“Sudah sekian lama kita berlayar, tapi kenapa lautan seperti masih menyimpan amarah, tak pernah kita temui keadaan laut sedang tenang.”
“Barangkali laut juga ikut marah dengan pelarian kita.”
“Jadi menurutmu apa kita masih butuh agama dan pelarian ini keliru, begitu?”
Dua lelaki terlibat perbincangan saat gelombang laut tak henti-hentinya mengganas sejak mula keberangkatan mereka. Nyaris seminggu mereka berada di atas kapal, selama itu pula mereka ditemani hempasan gelombang dan amuk samudra. Kadang kapal oleng ke kiri, di lain waktu miring ke sisi kanan. Seluruh penumpang khawatir, tersebab perbekalan semakin menipis, sedangkan tanda-tanda berlabuh masih belum tampak.
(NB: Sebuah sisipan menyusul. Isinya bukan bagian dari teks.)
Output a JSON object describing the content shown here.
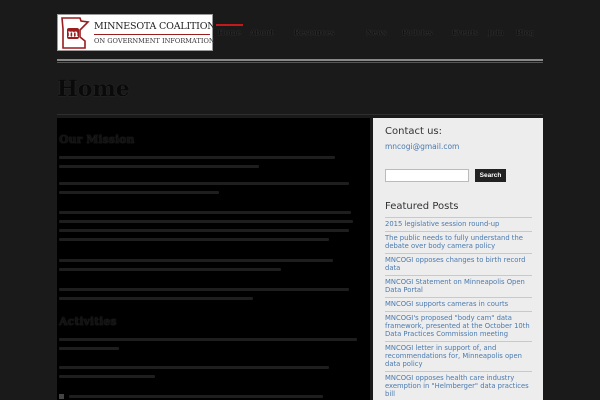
{
  "header": {
    "logo_line1": "MINNESOTA COALITION",
    "logo_line2": "ON GOVERNMENT INFORMATION",
    "logo_mark_letter": "m",
    "logo_mark_color": "#9a1c1c",
    "nav_accent_color": "#c21a1a",
    "nav": [
      "Home",
      "About",
      "Resources",
      "News",
      "Policies",
      "Events",
      "Join",
      "Blog"
    ]
  },
  "page": {
    "title": "Home"
  },
  "main": {
    "headings": [
      "Our Mission",
      "Activities"
    ]
  },
  "sidebar": {
    "contact_heading": "Contact us:",
    "contact_email": "mncogi@gmail.com",
    "search_placeholder": "",
    "search_button": "Search",
    "featured_heading": "Featured Posts",
    "link_color": "#4a7ab0",
    "featured_posts": [
      "2015 legislative session round-up",
      "The public needs to fully understand the debate over body camera policy",
      "MNCOGI opposes changes to birth record data",
      "MNCOGI Statement on Minneapolis Open Data Portal",
      "MNCOGI supports cameras in courts",
      "MNCOGI's proposed \"body cam\" data framework, presented at the October 10th Data Practices Commission meeting",
      "MNCOGI letter in support of, and recommendations for, Minneapolis open data policy",
      "MNCOGI opposes health care industry exemption in \"Helmberger\" data practices bill"
    ]
  }
}
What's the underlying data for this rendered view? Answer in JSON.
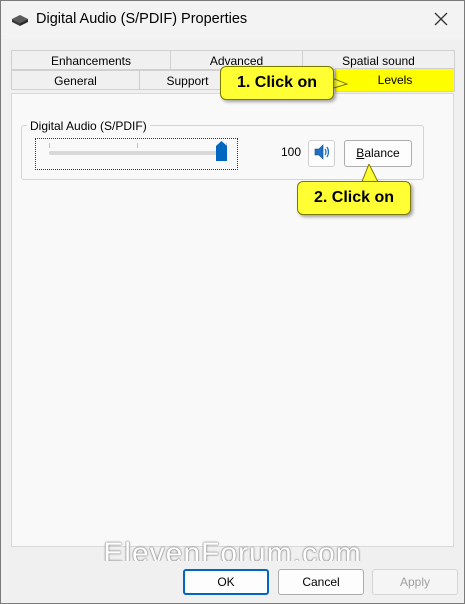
{
  "window": {
    "title": "Digital Audio (S/PDIF) Properties"
  },
  "tabs": {
    "row1": [
      {
        "label": "Enhancements"
      },
      {
        "label": "Advanced"
      },
      {
        "label": "Spatial sound"
      }
    ],
    "row2": [
      {
        "label": "General"
      },
      {
        "label": "Support"
      },
      {
        "label": "Levels",
        "selected": true
      }
    ]
  },
  "levels": {
    "device_label": "Digital Audio (S/PDIF)",
    "level_value": "100",
    "level_fraction": 1.0,
    "balance_label": "Balance",
    "mute_state": "unmuted"
  },
  "callouts": {
    "step1": "1. Click on",
    "step2": "2. Click on"
  },
  "watermark": "ElevenForum.com",
  "buttons": {
    "ok": "OK",
    "cancel": "Cancel",
    "apply": "Apply"
  },
  "colors": {
    "highlight": "#ffff00",
    "accent": "#0067c0",
    "slider_thumb": "#0067c0"
  },
  "icons": {
    "title": "speaker-device-icon",
    "close": "close-icon",
    "mute": "speaker-volume-icon"
  }
}
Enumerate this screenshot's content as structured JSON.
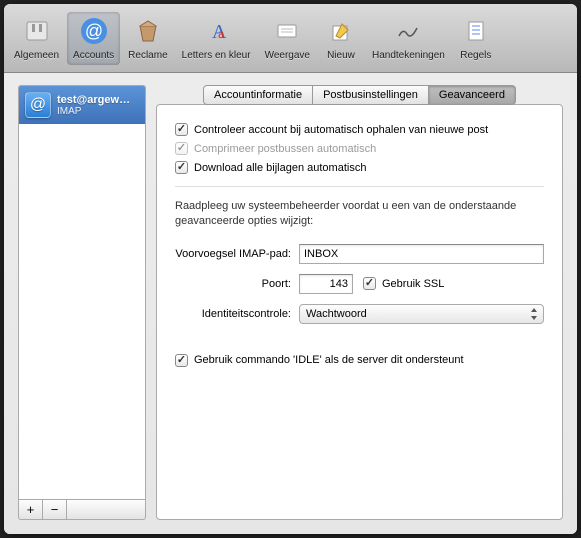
{
  "toolbar": {
    "items": [
      {
        "label": "Algemeen",
        "icon": "switch-icon"
      },
      {
        "label": "Accounts",
        "icon": "at-icon",
        "selected": true
      },
      {
        "label": "Reclame",
        "icon": "junk-icon"
      },
      {
        "label": "Letters en kleur",
        "icon": "fonts-icon"
      },
      {
        "label": "Weergave",
        "icon": "viewing-icon"
      },
      {
        "label": "Nieuw",
        "icon": "compose-icon"
      },
      {
        "label": "Handtekeningen",
        "icon": "signature-icon"
      },
      {
        "label": "Regels",
        "icon": "rules-icon"
      }
    ]
  },
  "sidebar": {
    "account": {
      "name": "test@argew…",
      "type": "IMAP"
    },
    "add": "+",
    "remove": "−"
  },
  "tabs": [
    {
      "label": "Accountinformatie"
    },
    {
      "label": "Postbusinstellingen"
    },
    {
      "label": "Geavanceerd",
      "active": true
    }
  ],
  "checkboxes": {
    "auto_fetch": {
      "label": "Controleer account bij automatisch ophalen van nieuwe post",
      "checked": true
    },
    "compress": {
      "label": "Comprimeer postbussen automatisch",
      "checked": true,
      "disabled": true
    },
    "download_all": {
      "label": "Download alle bijlagen automatisch",
      "checked": true
    },
    "use_ssl": {
      "label": "Gebruik SSL",
      "checked": true
    },
    "idle": {
      "label": "Gebruik commando 'IDLE' als de server dit ondersteunt",
      "checked": true
    }
  },
  "note": "Raadpleeg uw systeembeheerder voordat u een van de onderstaande geavanceerde opties wijzigt:",
  "form": {
    "prefix_label": "Voorvoegsel IMAP-pad:",
    "prefix_value": "INBOX",
    "port_label": "Poort:",
    "port_value": "143",
    "auth_label": "Identiteitscontrole:",
    "auth_value": "Wachtwoord"
  }
}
“Sudahlah! Akhiri perdebatan bodoh kalian itu. Semuanya telah kita sepakati sejak awal, bukan? Tentang keadaan laut ini, tidak ada kaitannya dengan keputusan yang kita ambil. Kita memang sedang berada di wilayah yang rawan cuaca buruk.” Seorang lelaki yang dituakan dalam rombongan itu menengahi.
“Lebih baik kita pikirkan bagaimana caranya terbebas dari lautan ini dan menemukan daratan,” lanjutnya.
Lalu suara hening, selain pekikan dan amuk badai yang kian menjadi.
***
Barox masih terpaku dengan napas tersengal dan terengah di ujung geladak. Janggut dan rambutnya yang panjang bergoyang ditiup angin. Tenaganya tinggal sisa-sisa setelah sekian hari melewati amuk badai. Kini, kapal itu masih terombang-ambing di tengah laut, namun ombak telah reda, memberi penghuni kapal napas lega, setelah dada berdebar sepanjang pelarian. Hampir saja mereka percaya, bahwa pelarian mereka semacam kutukan, dan amuk badai itu serupa hukuman yang didedahkan Tuhan karena telah mengabaikan-Nya.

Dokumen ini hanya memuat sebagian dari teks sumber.